> Putting things on a screen was (is) stupidly simple.
This is why HTML is still a great language for building UIs and that's why Visual Basic had a huge success in the early 90s: drag UI components on a panel, write the callbacks for clicks, save and distribute the exe. Almost anybody could do it.
React and its siblings are much more complicated than that.
It's my belief that we peaked on January 1, 2000. We had successfully released most of the stress baked into the worlds infrastructure with the sudden phase change of "backward compatibility" caused by the IBM 360 series introduction decades earlier.

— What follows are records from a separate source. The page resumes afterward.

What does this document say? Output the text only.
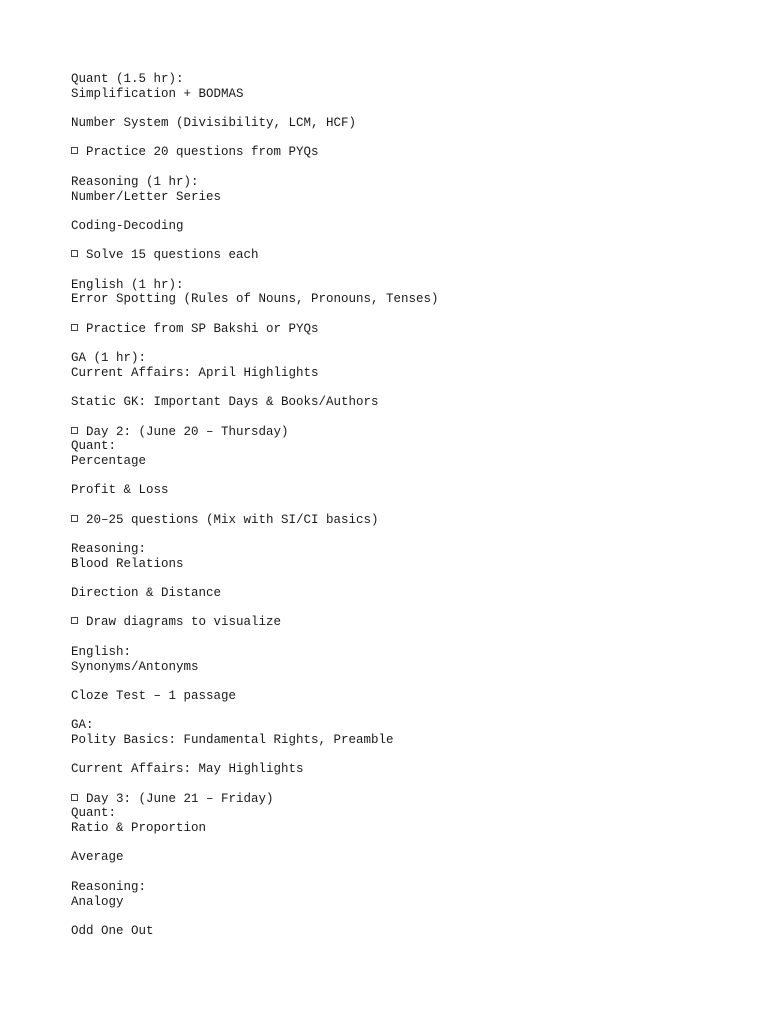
Quant (1.5 hr):
Simplification + BODMAS
Number System (Divisibility, LCM, HCF)
Practice 20 questions from PYQs
Reasoning (1 hr):
Number/Letter Series
Coding-Decoding
Solve 15 questions each
English (1 hr):
Error Spotting (Rules of Nouns, Pronouns, Tenses)
Practice from SP Bakshi or PYQs
GA (1 hr):
Current Affairs: April Highlights
Static GK: Important Days & Books/Authors
Day 2: (June 20 – Thursday)
Quant:
Percentage
Profit & Loss
20–25 questions (Mix with SI/CI basics)
Reasoning:
Blood Relations
Direction & Distance
Draw diagrams to visualize
English:
Synonyms/Antonyms
Cloze Test – 1 passage
GA:
Polity Basics: Fundamental Rights, Preamble
Current Affairs: May Highlights
Day 3: (June 21 – Friday)
Quant:
Ratio & Proportion
Average
Reasoning:
Analogy
Odd One Out
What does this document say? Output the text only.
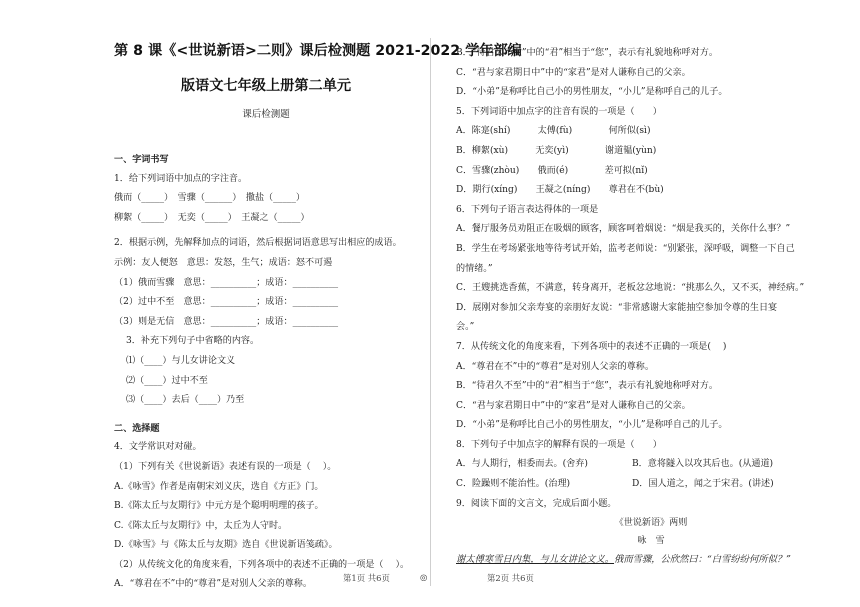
第 8 课《<世说新语>二则》课后检测题 2021-2022 学年部编
版语文七年级上册第二单元
课后检测题
一、字词书写
1．给下列词语中加点的字注音。
俄而（_____）　雪骤（______）　撒盐（_____）
柳絮（_____）　无奕（_____）　王凝之（_____）
2．根据示例，先解释加点的词语，然后根据词语意思写出相应的成语。
示例：友人便怒　意思：发怒，生气；成语：怒不可遏
（1）俄而雪骤　意思：__________；成语：__________
（2）过中不至　意思：__________；成语：__________
（3）则是无信　意思：__________；成语：__________
3．补充下列句子中省略的内容。
⑴（____）与儿女讲论文义
⑵（____）过中不至
⑶（____）去后（____）乃至
二、选择题
4．文学常识对对碰。
（1）下列有关《世说新语》表述有误的一项是（　 ）。
A.《咏雪》作者是南朝宋刘义庆，选自《方正》门。
B.《陈太丘与友期行》中元方是个聪明明理的孩子。
C.《陈太丘与友期行》中，太丘为人守时。
D.《咏雪》与《陈太丘与友期》选自《世说新语笺疏》。
（2）从传统文化的角度来看，下列各项中的表述不正确的一项是（　 ）。
A．“尊君在不”中的“尊君”是对别人父亲的尊称。
B．“待君久不至”中的“君”相当于“您”，表示有礼貌地称呼对方。
C．“君与家君期日中”中的“家君”是对人谦称自己的父亲。
D．“小弟”是称呼比自己小的男性朋友，“小儿”是称呼自己的儿子。
5．下列词语中加点字的注音有误的一项是（　　）
A．陈寔(shí)　　　太傅(fù)　　　　何所似(sì)
B．柳絮(xù)　　　无奕(yì)　　　　谢道韫(yùn)
C．雪骤(zhòu)　　俄而(é)　　　　差可拟(nǐ)
D．期行(xíng)　　王凝之(níng)　　尊君在不(bù)
6．下列句子语言表达得体的一项是
A．餐厅服务员劝阻正在吸烟的顾客，顾客呵着烟说：“烟是我买的，关你什么事？”
B．学生在考场紧张地等待考试开始，监考老师说：“别紧张，深呼吸，调整一下自己
的情绪。”
C．王嫂挑选香蕉，不满意，转身离开，老板忿忿地说：“挑那么久，又不买，神经病。”
D．展刚对参加父亲寿宴的亲朋好友说：“非常感谢大家能抽空参加令尊的生日宴
会。”
7．从传统文化的角度来看，下列各项中的表述不正确的一项是(　 )
A．“尊君在不”中的“尊君”是对别人父亲的尊称。
B．“待君久不至”中的“君”相当于“您”，表示有礼貌地称呼对方。
C．“君与家君期日中”中的“家君”是对人谦称自己的父亲。
D．“小弟”是称呼比自己小的男性朋友，“小儿”是称呼自己的儿子。
8．下列句子中加点字的解释有误的一项是（　　）
A．与人期行，相委而去。(舍弃)	B．意将隧入以攻其后也。(从通道)
C．险躁则不能治性。(治理)	D．国人道之，闻之于宋君。(讲述)
9．阅读下面的文言文，完成后面小题。
《世说新语》两则
咏　雪
谢太傅寒雪日内集，与儿女讲论文义。俄而雪骤，公欣然曰：“白雪纷纷何所似？”
第1页 共6页	◎	第2页 共6页
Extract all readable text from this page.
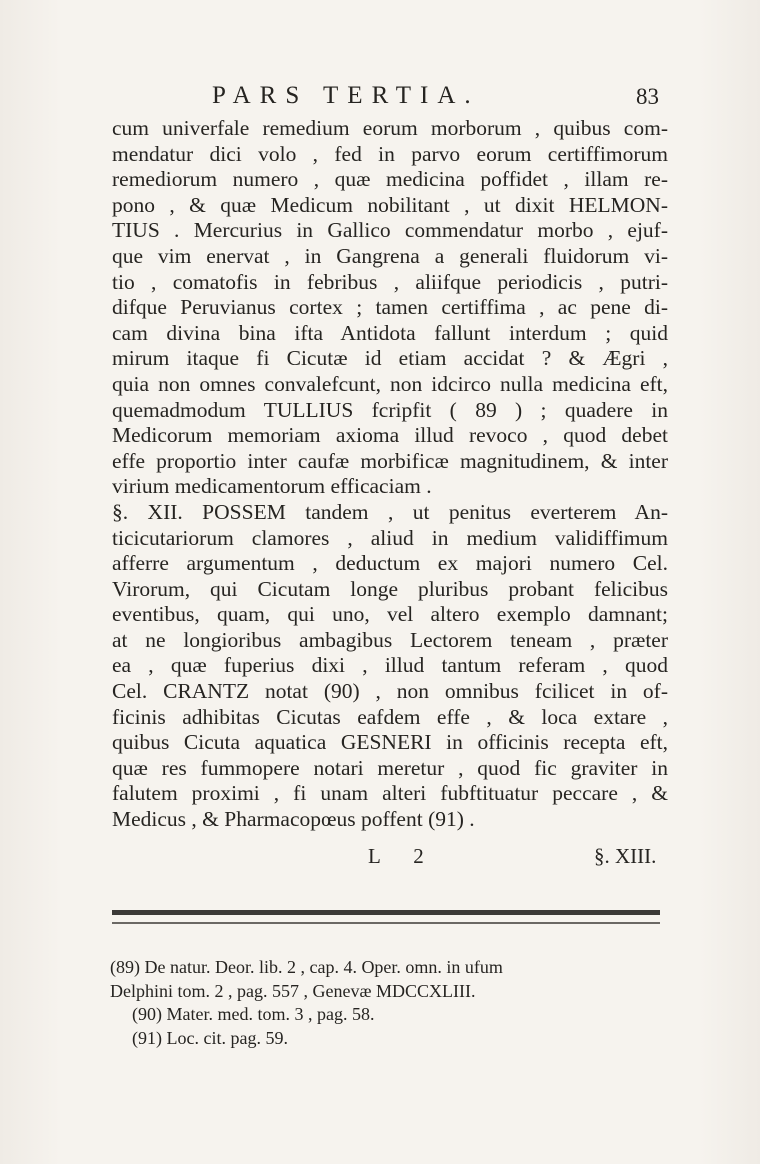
PARS TERTIA.	83
cum univerfale remedium eorum morborum , quibus com-
mendatur dici volo , fed in parvo eorum certiffimorum
remediorum numero , quæ medicina poffidet , illam re-
pono , & quæ Medicum nobilitant , ut dixit HELMON-
TIUS . Mercurius in Gallico commendatur morbo , ejuf-
que vim enervat , in Gangrena a generali fluidorum vi-
tio , comatofis in febribus , aliifque periodicis , putri-
difque Peruvianus cortex ; tamen certiffima , ac pene di-
cam divina bina ifta Antidota fallunt interdum ; quid
mirum itaque fi Cicutæ id etiam accidat ? & Ægri ,
quia non omnes convalefcunt, non idcirco nulla medicina eft,
quemadmodum TULLIUS fcripfit ( 89 ) ; quadere in
Medicorum memoriam axioma illud revoco , quod debet
effe proportio inter caufæ morbificæ magnitudinem, & inter
virium medicamentorum efficaciam .
§. XII. POSSEM tandem , ut penitus everterem An-
ticicutariorum clamores , aliud in medium validiffimum
afferre argumentum , deductum ex majori numero Cel.
Virorum, qui Cicutam longe pluribus probant felicibus
eventibus, quam, qui uno, vel altero exemplo damnant;
at ne longioribus ambagibus Lectorem teneam , præter
ea , quæ fuperius dixi , illud tantum referam , quod
Cel. CRANTZ notat (90) , non omnibus fcilicet in of-
ficinis adhibitas Cicutas eafdem effe , & loca extare ,
quibus Cicuta aquatica GESNERI in officinis recepta eft,
quæ res fummopere notari meretur , quod fic graviter in
falutem proximi , fi unam alteri fubftituatur peccare , &
Medicus , & Pharmacopœus poffent (91) .
L 2	§. XIII.
(89) De natur. Deor. lib. 2 , cap. 4. Oper. omn. in ufum
Delphini tom. 2 , pag. 557 , Genevæ MDCCXLIII.
(90) Mater. med. tom. 3 , pag. 58.
(91) Loc. cit. pag. 59.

We had Windows 2000, a server operating system that worked well as a desktop. Both Visual Basic 6 (aka VB6) and Borland Delphi allowed drag and drop GUI application development. Microsoft Office Professional supported most of the features of VB6 while controlling Spreadsheets, Databases, and other documents.
Anyone skilled in a domain other than computing could spend time and put together a reasonably decent application to help with their jobs, and it just worked. You could then call in a professional to clean up edges and make it faster/more reliable if it needed to be scaled.
The documentation was available for pretty much everything, in print, and on screen, with working examples for almost every single function.
It was before the whole .NET distraction, and forcing web pages into everything.
It definitely wasn't perfect... we didn't have widespread version control. No Mercurial or GIT. Mostly, it was numbered PKzip files stored on floppy disks.
We still don't have reliable secure operating systems, I think we've missed that window. Genode was my hope, but it remains a collection of ingredients instead of a daily driver.